While plaintiff asserts these proceedings were unlawful, the court finds no basis for that contention. As noted, a liberty interest is implicated when prison disciplinary proceedings result in sanctions that lengthen the prisoner’s confinement or subject the prisoner to an “atypical and significant hardship … in relation to the ordinary incidents of prison life.” Sandin, 515 U.S. at 484.

The record of the hearing shows plaintiff was present, submitted documents, and presented a statement. (Doc. 1, Attach. pp. 30-31.) He was found not guilty of one of the charges and later received a replacement cooler after his apparently was destroyed. Because the fifteen-day restriction from privileges and $5.00 fine imposed on the plaintiff did not subject him to an atypical and significant hardship as contemplated by Sandin, the court concludes the events described by plaintiff did not subject him to a constitutional deprivation. Retaliatory disciplinary action by defendants Schneider and Russett (Ct. 7)

In Count 7, plaintiff alleges defendants Schneider and Russett violated his rights by conspiring to retaliate against him by filing a false disciplinary action.

The record shows that plaintiff received a disciplinary report for addressing defendant Russett by her first name in a grievance filing, an act that violated orders of the facility. However, when it was discovered that another officer had instructed plaintiff to address the grievance in that manner, the disciplinary report was withdrawn.

To state a claim of retaliation grounded in the First Amendment, plaintiff must present facts that show (1) he was engaged in a protected activity, (2) the actions challenged caused him to suffer an injury that would chill a person of ordinary firmness from pursuing that activity, and (3) the defendants’ actions were substantially motivated by the protected activity.
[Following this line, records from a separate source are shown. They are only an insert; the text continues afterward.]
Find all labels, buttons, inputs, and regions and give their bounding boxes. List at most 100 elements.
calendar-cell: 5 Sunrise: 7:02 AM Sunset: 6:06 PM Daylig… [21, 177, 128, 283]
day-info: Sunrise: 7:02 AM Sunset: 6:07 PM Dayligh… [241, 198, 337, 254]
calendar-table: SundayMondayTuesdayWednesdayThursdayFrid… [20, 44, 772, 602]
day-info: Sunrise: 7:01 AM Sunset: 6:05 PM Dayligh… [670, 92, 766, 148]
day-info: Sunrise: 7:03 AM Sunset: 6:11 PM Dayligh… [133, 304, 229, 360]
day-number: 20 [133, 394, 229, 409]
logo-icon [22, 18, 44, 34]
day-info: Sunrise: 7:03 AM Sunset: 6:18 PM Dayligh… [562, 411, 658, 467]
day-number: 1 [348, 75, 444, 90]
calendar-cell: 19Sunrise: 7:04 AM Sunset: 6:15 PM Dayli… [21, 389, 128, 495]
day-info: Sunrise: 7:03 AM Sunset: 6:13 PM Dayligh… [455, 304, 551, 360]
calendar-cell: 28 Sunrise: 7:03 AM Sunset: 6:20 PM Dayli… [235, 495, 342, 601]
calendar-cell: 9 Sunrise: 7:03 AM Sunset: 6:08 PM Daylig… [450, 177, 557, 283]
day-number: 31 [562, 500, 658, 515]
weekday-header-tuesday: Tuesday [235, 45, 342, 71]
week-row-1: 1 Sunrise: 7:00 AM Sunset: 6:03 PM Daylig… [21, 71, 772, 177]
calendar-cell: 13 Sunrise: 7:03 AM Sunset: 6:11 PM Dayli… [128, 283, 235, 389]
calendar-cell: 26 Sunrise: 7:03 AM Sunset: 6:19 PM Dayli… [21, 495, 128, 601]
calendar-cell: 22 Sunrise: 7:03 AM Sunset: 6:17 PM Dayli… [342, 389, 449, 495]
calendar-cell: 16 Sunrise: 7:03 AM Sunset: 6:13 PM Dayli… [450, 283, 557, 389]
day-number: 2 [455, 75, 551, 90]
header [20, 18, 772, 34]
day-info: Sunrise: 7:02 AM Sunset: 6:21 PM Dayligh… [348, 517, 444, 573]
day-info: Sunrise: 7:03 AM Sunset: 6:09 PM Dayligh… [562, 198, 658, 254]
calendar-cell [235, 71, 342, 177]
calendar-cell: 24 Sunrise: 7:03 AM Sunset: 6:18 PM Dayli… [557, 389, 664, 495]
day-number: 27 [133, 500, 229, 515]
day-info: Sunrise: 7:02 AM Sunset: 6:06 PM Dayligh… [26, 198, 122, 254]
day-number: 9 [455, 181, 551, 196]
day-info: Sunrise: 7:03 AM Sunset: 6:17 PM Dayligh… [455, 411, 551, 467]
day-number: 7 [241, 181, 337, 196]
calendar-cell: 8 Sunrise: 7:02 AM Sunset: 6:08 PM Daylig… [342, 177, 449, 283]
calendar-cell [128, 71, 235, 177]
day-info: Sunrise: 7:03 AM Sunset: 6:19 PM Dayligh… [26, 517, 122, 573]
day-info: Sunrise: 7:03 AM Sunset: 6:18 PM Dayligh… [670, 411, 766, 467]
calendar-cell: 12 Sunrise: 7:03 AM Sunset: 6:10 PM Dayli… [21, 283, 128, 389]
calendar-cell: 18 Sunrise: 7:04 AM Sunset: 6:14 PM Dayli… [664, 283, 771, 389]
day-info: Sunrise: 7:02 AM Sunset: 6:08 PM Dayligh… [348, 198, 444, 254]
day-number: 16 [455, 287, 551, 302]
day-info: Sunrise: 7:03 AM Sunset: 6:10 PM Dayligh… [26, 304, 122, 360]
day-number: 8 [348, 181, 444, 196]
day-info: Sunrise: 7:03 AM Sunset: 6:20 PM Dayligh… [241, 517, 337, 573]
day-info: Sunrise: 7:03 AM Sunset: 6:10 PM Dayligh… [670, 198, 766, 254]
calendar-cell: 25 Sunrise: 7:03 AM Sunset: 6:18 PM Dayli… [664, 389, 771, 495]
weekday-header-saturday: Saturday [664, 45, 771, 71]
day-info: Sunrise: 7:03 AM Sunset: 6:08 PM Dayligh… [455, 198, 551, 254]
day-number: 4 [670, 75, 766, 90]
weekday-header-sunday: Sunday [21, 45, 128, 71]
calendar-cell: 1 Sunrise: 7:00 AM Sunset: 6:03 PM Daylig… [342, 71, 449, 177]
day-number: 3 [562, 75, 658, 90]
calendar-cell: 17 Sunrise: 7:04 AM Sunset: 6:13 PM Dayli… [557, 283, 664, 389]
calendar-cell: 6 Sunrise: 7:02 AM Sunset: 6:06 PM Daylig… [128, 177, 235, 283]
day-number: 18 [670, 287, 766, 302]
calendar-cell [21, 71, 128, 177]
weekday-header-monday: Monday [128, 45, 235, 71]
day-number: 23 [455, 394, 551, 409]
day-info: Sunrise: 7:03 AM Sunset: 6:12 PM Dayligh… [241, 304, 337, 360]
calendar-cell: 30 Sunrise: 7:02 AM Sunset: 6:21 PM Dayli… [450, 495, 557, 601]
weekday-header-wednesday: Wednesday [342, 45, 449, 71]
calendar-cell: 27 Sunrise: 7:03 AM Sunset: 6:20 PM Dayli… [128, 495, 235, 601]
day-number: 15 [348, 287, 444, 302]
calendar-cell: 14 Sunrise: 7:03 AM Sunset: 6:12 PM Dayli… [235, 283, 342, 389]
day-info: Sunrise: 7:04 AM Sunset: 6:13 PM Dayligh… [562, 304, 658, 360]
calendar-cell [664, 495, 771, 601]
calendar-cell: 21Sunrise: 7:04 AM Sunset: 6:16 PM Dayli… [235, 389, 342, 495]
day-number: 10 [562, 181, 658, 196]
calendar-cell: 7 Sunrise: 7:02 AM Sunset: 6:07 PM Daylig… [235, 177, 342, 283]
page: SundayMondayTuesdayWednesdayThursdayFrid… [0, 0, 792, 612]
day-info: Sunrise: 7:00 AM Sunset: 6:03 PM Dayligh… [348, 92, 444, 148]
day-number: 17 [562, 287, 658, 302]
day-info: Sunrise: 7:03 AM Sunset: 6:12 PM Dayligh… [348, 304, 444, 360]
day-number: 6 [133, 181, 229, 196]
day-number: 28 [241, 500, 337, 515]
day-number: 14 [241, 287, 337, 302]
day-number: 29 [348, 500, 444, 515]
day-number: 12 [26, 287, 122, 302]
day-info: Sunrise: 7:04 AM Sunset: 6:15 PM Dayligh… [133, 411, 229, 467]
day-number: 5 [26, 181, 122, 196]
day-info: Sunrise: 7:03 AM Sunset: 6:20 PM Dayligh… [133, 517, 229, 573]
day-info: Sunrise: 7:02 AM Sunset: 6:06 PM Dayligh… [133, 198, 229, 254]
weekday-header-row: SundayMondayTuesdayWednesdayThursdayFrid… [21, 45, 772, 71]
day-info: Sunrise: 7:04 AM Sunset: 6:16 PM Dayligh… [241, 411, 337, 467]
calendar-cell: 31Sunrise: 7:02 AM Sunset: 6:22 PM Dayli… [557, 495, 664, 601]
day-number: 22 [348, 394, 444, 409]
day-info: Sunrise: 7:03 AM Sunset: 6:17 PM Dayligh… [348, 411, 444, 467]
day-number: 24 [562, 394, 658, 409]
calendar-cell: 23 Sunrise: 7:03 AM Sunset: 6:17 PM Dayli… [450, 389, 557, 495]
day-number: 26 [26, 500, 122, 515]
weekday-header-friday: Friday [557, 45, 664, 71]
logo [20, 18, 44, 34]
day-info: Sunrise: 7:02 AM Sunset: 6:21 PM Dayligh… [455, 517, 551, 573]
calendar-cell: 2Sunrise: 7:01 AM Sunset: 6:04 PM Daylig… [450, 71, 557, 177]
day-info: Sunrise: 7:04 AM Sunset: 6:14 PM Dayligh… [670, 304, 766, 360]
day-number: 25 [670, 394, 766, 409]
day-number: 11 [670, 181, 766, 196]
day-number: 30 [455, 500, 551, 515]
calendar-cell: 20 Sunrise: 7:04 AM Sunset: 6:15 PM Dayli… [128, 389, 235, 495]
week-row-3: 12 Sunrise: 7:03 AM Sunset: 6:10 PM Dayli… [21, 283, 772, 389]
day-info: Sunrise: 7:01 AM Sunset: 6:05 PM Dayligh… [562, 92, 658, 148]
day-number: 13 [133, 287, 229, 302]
See Shero v. City of Grove, 510 F.3d 1196, 1203 (10th Cir. 2007).

Plaintiff’s claim is defeated by the record. First, he presented a grievance in a manner that violated official policy, a fact that was evident on the face of the grievance; second, when plaintiff explained the reason he had used that form of address, defendants withdrew the disciplinary report. There are no facts that reasonably suggest that plaintiff could establish retaliatory motive by defendants, nor is there any showing of injury to the plaintiff. Accordingly, the defendants are entitled to summary judgment on the claim that they conspired to retaliate.


For the reasons set forth, the court concludes defendants are entitled to summary judgment on all claims presented in this matter.

IT IS, THEREFORE, BY THE COURT ORDERED defendants’ motion for summary judgment (Doc. 93) is granted.

Copies of this order shall be transmitted to the parties.